I looked with wonder at this woman who could thus preserve her false part with me when she knew I knew so well that it was false. I thought she might never again refer to our night ride, our companionship in danger. It was not anything that I wished to forget. In truth, I did not wish to forget any part of it. Yet if I had reflected, I should have seen that she had reason to forget that night's ride, since she must distrust me. Evidently Wildfoot had not told her who I was, and while I must be a friend in some way or the ranger would not have let me go, she could not guess the whole truth.

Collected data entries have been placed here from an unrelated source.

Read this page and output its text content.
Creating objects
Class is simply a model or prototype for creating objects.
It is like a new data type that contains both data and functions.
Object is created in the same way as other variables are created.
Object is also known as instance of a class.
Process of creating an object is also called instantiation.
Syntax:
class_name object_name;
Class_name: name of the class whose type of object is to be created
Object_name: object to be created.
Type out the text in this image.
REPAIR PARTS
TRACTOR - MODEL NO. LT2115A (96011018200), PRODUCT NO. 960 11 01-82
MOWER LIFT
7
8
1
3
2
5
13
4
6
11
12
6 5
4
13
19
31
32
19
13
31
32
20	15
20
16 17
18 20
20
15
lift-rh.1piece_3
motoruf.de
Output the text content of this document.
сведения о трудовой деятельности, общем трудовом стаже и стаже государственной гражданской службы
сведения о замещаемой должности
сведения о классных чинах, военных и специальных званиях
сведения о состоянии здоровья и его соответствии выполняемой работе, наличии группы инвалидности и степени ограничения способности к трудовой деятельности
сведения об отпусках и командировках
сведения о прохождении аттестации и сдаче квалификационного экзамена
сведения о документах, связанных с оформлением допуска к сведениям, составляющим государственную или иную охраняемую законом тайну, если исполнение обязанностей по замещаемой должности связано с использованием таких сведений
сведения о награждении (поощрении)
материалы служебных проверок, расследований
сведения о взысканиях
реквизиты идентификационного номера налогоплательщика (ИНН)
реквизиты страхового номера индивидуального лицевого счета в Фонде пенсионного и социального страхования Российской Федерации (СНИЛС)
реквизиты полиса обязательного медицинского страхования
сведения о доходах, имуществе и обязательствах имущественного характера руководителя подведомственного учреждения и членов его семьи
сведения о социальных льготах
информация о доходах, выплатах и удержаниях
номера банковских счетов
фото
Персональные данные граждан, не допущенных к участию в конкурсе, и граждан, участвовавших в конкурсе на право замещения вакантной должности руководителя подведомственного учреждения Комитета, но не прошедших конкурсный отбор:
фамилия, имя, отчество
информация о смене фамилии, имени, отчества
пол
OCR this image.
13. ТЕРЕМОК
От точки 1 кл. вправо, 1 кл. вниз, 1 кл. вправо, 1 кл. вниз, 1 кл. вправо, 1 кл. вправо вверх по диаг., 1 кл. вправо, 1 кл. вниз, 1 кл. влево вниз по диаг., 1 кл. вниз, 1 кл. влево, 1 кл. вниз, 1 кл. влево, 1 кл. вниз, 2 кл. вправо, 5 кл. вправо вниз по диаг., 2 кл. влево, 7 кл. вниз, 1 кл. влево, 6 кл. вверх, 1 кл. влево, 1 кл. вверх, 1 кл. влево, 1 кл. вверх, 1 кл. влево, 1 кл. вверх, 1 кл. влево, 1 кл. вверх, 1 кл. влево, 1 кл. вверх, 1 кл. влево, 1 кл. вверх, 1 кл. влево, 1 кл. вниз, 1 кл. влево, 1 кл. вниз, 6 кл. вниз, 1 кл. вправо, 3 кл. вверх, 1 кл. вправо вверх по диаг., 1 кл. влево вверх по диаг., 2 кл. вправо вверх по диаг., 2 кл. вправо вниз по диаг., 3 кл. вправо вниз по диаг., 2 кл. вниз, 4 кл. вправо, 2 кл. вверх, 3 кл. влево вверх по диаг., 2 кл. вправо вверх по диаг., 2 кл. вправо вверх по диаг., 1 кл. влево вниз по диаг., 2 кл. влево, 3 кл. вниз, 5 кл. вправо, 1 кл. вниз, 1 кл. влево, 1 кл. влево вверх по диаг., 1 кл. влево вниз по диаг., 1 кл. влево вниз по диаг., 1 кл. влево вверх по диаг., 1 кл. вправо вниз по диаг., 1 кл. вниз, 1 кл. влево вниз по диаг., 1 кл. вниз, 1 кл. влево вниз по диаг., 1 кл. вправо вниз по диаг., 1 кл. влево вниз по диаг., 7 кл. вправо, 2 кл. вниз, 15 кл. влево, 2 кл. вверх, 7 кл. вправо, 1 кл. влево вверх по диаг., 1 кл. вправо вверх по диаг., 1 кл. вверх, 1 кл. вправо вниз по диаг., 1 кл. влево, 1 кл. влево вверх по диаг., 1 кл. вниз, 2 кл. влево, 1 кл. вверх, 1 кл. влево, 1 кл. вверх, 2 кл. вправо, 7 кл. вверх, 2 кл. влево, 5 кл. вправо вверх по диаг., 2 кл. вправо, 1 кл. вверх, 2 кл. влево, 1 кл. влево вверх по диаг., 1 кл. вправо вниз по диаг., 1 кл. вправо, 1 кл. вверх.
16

"Do you think, Lieutenant Melville," she asked, turning a very thoughtful face towards me, "that this alliance will crush the English, or will the French intervention incite them to more strenuous efforts?"
"I think, Miss Desmond," I replied, piqued and suddenly determining to play my part as well as she, "that we will defeat Americans and French combined. You know we are accustomed to victory over the French."
"It is as you say," she said; "but when one reads French histories one finds French victories over the English also."